Alors que la Tunisie s'est déjà engagée, en septembre dernier, à ne plus imposer de tests anaux aux hommes soupçonnés de pratiques homosexuelles - sans pour autant fixer de date relative à la mise en vigueur de cette promesse -, le média d'information français, "Brut", vient de partager une nouvelle vidéo dénonçant la persistance de cette pratique en Tunisie.

"Dans la réalité et dans les affaires qui sont en justice, ce type de test de l'anus des personnes est encore en train d'être utilisé comme moyen de preuve", affirme Mounir Baatour, président de l'association Shams pour la dépénalisation de l'homosexualité en Tunisie.

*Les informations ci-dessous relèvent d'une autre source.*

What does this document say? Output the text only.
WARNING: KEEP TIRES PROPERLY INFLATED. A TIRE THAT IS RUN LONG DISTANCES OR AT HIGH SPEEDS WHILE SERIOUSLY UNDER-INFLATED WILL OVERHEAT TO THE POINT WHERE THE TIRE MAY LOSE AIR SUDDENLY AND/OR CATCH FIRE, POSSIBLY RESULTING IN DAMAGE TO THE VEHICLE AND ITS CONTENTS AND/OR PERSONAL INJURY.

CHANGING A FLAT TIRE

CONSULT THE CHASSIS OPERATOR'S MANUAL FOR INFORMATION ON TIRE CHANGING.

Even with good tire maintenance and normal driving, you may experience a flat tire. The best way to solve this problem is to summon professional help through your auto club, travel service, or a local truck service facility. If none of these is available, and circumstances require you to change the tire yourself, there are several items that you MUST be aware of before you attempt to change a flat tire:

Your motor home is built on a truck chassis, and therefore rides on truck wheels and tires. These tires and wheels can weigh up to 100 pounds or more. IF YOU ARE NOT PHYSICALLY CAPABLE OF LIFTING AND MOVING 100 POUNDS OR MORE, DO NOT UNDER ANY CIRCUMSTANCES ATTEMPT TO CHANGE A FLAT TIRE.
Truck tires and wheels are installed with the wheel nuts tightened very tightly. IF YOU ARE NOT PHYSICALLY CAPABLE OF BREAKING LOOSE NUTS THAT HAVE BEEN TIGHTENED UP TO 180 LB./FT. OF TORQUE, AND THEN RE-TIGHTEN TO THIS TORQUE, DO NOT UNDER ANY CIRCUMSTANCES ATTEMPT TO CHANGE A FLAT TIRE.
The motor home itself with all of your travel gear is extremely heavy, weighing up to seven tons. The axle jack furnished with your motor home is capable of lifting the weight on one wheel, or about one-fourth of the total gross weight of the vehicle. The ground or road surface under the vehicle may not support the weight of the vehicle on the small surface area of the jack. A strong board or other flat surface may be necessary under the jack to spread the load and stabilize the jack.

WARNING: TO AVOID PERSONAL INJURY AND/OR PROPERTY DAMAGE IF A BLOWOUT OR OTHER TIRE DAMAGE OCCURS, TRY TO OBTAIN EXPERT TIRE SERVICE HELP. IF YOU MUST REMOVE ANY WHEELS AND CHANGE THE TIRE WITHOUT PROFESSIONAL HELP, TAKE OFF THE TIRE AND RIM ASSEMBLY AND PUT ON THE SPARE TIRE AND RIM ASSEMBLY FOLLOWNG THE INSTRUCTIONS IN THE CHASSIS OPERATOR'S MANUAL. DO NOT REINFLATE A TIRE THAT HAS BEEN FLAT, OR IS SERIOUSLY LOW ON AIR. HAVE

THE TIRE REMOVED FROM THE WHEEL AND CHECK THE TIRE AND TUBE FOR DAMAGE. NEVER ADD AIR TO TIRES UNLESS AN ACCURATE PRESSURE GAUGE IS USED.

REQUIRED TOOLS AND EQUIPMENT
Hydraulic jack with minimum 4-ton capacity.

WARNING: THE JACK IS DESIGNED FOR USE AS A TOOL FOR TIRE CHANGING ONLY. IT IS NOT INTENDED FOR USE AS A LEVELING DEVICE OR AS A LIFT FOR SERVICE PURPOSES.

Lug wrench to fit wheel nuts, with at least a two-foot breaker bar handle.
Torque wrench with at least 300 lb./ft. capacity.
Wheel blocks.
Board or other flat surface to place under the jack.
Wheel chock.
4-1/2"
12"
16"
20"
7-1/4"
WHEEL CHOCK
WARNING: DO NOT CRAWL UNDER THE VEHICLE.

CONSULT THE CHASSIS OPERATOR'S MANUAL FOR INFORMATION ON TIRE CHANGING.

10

La vidéo qui compte déjà près de 35.000 vues dénonce la souffrance des homosexuels tunisiens ayant subi ce traitement grâce à plusieurs témoignages poignants. "Ils m'ont examiné comme si j'étais un animal", raconte un jeune homme en pleure. "Ils m'ont mis les menottes pour que je ne puisse plus bouger et m'ont imposé le test anal par la force", se souvient un autre homme n'ayant pas souhaité révélé son identité.

Ces examens imposés, qualifiés de "viols" par l'Association tunisienne de défense des libertés individuelles (ADLI) sont utilisés par la justice locale afin de faire office de preuves officielles de l'homosexualité masculine d'une personne considérée comme "efféminée" comme l'explique Mounir Baatour: "C'est parfois à l'occasion d'un simple contrôle d'identité, on voit que la personne est efféminée, on l'emmène au poste, on l'interroge, on l'oblige à donner le mot de passe de son téléphone, on regarde son téléphone, ses conversations. On trouve des photos de lui en train d'embrasser un mec ou des vidéos pornos gays... pour eux c'est suffisant comme preuve de son homosexualité et là ils passent au test anal pour confirmer son homosexualité et il se fait condamner".

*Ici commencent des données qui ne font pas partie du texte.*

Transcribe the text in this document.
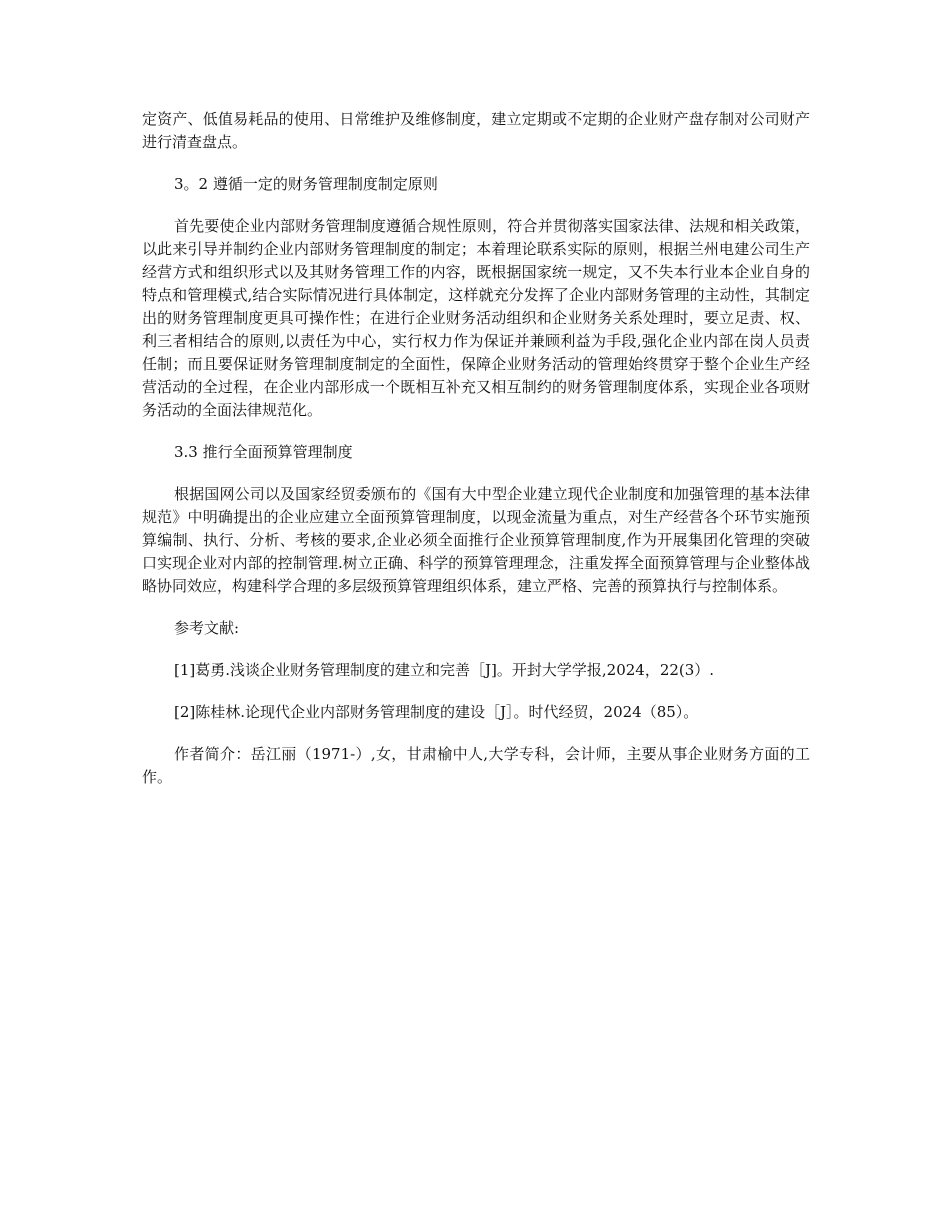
定资产、低值易耗品的使用、日常维护及维修制度，建立定期或不定期的企业财产盘存制对公司财产进行清查盘点。

3。2 遵循一定的财务管理制度制定原则

首先要使企业内部财务管理制度遵循合规性原则，符合并贯彻落实国家法律、法规和相关政策，以此来引导并制约企业内部财务管理制度的制定；本着理论联系实际的原则，根据兰州电建公司生产经营方式和组织形式以及其财务管理工作的内容，既根据国家统一规定，又不失本行业本企业自身的特点和管理模式,结合实际情况进行具体制定，这样就充分发挥了企业内部财务管理的主动性，其制定出的财务管理制度更具可操作性；在进行企业财务活动组织和企业财务关系处理时，要立足责、权、利三者相结合的原则,以责任为中心，实行权力作为保证并兼顾利益为手段,强化企业内部在岗人员责任制；而且要保证财务管理制度制定的全面性，保障企业财务活动的管理始终贯穿于整个企业生产经营活动的全过程，在企业内部形成一个既相互补充又相互制约的财务管理制度体系，实现企业各项财务活动的全面法律规范化。

3.3 推行全面预算管理制度

根据国网公司以及国家经贸委颁布的《国有大中型企业建立现代企业制度和加强管理的基本法律规范》中明确提出的企业应建立全面预算管理制度，以现金流量为重点，对生产经营各个环节实施预算编制、执行、分析、考核的要求,企业必须全面推行企业预算管理制度,作为开展集团化管理的突破口实现企业对内部的控制管理.树立正确、科学的预算管理理念，注重发挥全面预算管理与企业整体战略协同效应，构建科学合理的多层级预算管理组织体系，建立严格、完善的预算执行与控制体系。

参考文献:

[1]葛勇.浅谈企业财务管理制度的建立和完善［J]。开封大学学报,2024，22(3）.

[2]陈桂林.论现代企业内部财务管理制度的建设［J］。时代经贸，2024（85）。

作者简介：岳江丽（1971-）,女，甘肃榆中人,大学专科，会计师，主要从事企业财务方面的工作。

Wahid Ferchichi, président de l'Association tunisienne de défense des libertés individuelles (ADLI) assure que l'organisation souhaite quant à elle "immédiatement mettre un terme au test de la honte".

Le média "Brut" rappelle aussi que 70 personnes ont déjà été emprisonnées en 2017 en Tunisie en raison de leur orientation sexuelle.